Vermutlich durch ihre Schlank- und verhältnismässige Kleinheit bedingt, hatte sie nie Probleme Wärme abzuführen, auch wenn Tempo und Umgebungstemperatur noch so heiss waren. Sie schwitzte nicht wenig, und trank häufig erst nach 40 oder noch mehr Kilometern zum ersten Mal Wasser, also wenn sie wirklich Durst hatte. Dadurch wirkte sie schnell dehydriert, ohne es aber wirklich zu sein. Was es weiter schwierig machte sie gut über einen Ritt zu bringen: sie hasste es vorzutraben, machte sich dabei nie mehr Arbeit als unbedingt nötig, und hatte, wohl durch die schleichende Arthrose bedingt, eine Abneigung gegen die damit zusammenhängenden plötzlichen Starts und engen Wendungen. Sie war auch nicht der Typ, der bei Nachuntersuchung Hälschen und Hühühü machte. Deswegen war sie kein Best-Condition-Pferd. Aber sie fand auch so die Bewunderung Fachkundiger, wie des damaligen Tierarztes der deutschen Distanzreiter-Equipe.
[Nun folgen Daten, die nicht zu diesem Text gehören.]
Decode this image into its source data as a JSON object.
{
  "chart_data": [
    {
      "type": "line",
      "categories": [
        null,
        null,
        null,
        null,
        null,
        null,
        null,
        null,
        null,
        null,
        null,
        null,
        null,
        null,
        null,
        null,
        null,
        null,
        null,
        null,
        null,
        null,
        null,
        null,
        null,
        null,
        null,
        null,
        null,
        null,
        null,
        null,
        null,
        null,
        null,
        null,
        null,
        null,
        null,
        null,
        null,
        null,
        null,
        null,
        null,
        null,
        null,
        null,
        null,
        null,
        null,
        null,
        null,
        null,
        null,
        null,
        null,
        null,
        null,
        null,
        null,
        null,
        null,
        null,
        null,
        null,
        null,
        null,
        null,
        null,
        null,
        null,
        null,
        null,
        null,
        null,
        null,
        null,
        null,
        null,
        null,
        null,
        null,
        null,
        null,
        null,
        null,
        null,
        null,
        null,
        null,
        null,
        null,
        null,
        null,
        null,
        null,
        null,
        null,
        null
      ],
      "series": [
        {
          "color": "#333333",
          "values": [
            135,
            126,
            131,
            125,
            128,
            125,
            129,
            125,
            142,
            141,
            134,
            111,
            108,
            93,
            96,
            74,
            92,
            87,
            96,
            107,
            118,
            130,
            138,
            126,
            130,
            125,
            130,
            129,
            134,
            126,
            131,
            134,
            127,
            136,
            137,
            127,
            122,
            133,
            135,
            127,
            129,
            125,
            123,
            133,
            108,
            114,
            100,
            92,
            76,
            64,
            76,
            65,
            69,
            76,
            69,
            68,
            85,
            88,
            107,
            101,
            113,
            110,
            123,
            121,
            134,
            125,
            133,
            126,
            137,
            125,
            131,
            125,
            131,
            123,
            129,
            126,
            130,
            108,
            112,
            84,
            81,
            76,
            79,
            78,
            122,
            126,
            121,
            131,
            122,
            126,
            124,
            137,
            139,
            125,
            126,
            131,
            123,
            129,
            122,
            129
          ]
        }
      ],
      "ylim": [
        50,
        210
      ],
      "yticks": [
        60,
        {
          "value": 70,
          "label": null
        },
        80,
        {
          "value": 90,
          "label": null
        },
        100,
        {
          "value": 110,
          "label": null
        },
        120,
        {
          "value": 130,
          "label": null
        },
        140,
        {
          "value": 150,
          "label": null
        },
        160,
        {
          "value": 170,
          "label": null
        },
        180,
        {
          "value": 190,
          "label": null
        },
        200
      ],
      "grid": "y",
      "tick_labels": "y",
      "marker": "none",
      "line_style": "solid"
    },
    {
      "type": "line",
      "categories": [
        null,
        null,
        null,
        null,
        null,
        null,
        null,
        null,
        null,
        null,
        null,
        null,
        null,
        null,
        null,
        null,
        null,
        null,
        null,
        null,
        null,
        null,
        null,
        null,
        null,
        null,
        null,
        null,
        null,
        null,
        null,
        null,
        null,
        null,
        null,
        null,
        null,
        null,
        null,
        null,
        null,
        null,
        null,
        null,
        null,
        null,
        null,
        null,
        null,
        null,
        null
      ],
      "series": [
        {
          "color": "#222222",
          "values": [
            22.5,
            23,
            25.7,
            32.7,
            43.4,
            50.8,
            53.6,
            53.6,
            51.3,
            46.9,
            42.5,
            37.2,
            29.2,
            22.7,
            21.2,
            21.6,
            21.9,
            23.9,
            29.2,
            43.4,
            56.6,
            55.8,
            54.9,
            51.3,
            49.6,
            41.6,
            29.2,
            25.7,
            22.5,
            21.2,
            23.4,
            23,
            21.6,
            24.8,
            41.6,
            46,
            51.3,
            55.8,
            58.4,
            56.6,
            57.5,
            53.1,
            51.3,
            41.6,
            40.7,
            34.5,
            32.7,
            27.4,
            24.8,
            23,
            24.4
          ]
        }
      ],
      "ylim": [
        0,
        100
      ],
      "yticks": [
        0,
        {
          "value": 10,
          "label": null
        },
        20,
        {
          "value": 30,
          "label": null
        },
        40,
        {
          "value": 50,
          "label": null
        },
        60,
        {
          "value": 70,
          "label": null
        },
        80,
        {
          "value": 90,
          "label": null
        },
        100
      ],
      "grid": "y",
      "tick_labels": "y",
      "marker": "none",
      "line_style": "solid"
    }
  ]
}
Zur Voruntersuchung in Birstein, direkt nach der glutheißen Hängerfahrt (soll man eigentlich nicht machen) führte ich sie 1km in ein kleines Tälchen. Ligeira stand da, ganz ruhig, Puls 32, Atmung 8, man sah die ganze Unterhaut mit feinen Aderchen durchzogen. Ihr "Basis-Kühlsystem". Der Tierarzt: "Hat sie das immer?". Den Ritt begannen wir ganz gut, dann verlor ich ein Eisen, und fiel bis zur Halbzeitrast, wohin ich Werkzeug bestellte, um es wieder aufzuschlagen, auf den letzten Platz zurück. Auf dem Rückweg überholten wir dann fünf Reiter und wurden noch Dritte.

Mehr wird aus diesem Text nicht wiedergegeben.